The theme of this year’s National Autism Conference on 28-29 April 2012 at the Crowne Plaza in Pasig, strikes very close to home. We, like many parents, are taking each challenge as it comes, at peace with the fact that our family is strong because the challenges of autism bind us to become stronger. It is the families touched by autism that propels people to work towards autism awareness, education and advocacy.
Carl and the future
Now 19 years old, Carl has graduated from high school and has enrolled at Independent Living and Learning Center, where he has been honing his social skills and practicing college-appropriate classroom behaviour. This year, he is entering their Job Readiness Program and will be interning in an office. My husband and I are thankful for institutions like ILLC which has coached Carl into the promising young adult he is today.
Like any regular teenager, Carl loves to spend time with his friends and teachers — on the phone and on Facebook. He enjoys school-sanctioned dance parties, community trips and school programmes; and has hosted several school events and family reunions. He participated in the Special Collection 2010 in UP Diliman, a fashion show starring PWDs; and is a member of the ILLC Hunks, a dance group that performs regularly at autism community events.
Carl has always been enamoured by the stories of the taipans of Philippine business; and dreams of becoming an industrialist himself. We helped Carl organize “Gregarious Gifts” (http://www.facebook.com/gregariousgifts) – a venue where he can create and market hand-made products.
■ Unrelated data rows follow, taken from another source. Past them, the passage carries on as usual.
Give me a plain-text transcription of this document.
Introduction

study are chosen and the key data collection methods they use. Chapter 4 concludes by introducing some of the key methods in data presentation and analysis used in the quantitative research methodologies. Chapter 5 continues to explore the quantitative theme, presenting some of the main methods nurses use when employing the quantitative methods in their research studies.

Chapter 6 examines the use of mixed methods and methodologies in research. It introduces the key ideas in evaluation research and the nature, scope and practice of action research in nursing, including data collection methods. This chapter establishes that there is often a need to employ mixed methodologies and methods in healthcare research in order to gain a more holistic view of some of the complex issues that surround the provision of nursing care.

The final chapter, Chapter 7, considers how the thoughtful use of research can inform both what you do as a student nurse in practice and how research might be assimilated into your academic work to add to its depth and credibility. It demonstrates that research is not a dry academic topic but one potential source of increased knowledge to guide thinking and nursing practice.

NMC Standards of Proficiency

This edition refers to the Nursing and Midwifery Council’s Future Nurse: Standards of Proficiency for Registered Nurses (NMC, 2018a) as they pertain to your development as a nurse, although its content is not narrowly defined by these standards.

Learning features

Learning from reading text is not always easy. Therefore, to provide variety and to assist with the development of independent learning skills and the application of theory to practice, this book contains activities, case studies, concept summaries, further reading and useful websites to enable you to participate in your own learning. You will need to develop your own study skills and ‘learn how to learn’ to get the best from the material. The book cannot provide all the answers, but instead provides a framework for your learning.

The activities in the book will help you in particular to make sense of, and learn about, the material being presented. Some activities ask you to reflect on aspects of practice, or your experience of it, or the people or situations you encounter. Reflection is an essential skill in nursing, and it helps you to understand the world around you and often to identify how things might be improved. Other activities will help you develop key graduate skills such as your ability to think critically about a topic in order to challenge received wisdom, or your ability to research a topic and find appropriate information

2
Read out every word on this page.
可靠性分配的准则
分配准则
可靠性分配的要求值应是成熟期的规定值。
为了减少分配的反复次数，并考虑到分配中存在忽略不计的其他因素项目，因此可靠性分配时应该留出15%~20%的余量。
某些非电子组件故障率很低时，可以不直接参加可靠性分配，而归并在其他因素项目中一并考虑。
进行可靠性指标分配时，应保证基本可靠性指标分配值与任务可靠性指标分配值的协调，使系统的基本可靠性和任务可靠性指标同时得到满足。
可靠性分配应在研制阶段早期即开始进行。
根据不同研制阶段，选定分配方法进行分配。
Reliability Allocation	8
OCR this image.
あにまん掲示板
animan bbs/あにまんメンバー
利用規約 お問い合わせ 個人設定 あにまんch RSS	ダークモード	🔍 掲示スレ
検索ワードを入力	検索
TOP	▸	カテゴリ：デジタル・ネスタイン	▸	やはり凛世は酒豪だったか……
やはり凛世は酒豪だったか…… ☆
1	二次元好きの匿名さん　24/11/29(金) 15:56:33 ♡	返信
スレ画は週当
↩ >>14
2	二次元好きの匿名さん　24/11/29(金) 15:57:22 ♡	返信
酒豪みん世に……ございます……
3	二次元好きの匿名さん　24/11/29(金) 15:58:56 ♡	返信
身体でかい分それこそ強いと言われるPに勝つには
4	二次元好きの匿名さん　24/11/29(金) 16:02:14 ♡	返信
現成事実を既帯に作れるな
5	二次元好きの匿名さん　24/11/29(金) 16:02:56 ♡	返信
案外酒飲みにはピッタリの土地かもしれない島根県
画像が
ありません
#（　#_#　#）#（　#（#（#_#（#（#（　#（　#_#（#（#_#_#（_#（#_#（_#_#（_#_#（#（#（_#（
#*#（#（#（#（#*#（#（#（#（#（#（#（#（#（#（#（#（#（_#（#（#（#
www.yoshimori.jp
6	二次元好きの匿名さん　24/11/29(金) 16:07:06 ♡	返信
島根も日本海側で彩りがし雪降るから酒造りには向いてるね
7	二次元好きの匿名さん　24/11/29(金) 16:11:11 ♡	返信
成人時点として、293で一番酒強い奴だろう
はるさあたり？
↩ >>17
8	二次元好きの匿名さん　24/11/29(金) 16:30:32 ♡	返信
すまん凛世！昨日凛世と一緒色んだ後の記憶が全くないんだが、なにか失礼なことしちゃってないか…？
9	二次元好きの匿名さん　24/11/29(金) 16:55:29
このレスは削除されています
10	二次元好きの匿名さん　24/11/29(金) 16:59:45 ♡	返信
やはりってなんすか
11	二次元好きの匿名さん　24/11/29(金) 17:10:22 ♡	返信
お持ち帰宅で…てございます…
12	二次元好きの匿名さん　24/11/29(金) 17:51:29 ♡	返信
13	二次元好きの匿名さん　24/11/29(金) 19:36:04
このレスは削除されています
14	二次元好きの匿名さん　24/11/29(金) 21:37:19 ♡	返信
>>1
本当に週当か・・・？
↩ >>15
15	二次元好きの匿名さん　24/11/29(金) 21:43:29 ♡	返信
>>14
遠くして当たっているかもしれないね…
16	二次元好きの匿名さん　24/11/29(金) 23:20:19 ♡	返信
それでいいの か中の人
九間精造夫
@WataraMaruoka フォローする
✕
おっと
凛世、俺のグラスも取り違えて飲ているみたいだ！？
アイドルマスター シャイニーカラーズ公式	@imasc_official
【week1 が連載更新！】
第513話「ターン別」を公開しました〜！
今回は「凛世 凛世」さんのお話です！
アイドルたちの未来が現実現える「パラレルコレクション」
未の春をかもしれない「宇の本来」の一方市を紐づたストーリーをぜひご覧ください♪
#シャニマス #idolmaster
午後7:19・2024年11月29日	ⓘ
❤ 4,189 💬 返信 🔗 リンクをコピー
When there is an upcoming bazaar, the entire family pitches in and helps Carl meet his volumes.
Despite the distance Carl has gone, the future is still a scary entity. But among all the institutions out there designed to help individuals with autism, the hardest-working, steadiest, most consistent group I know, that will help Carl through thick and thin, is our FAMILY. And that thought brings me a semblance of peace.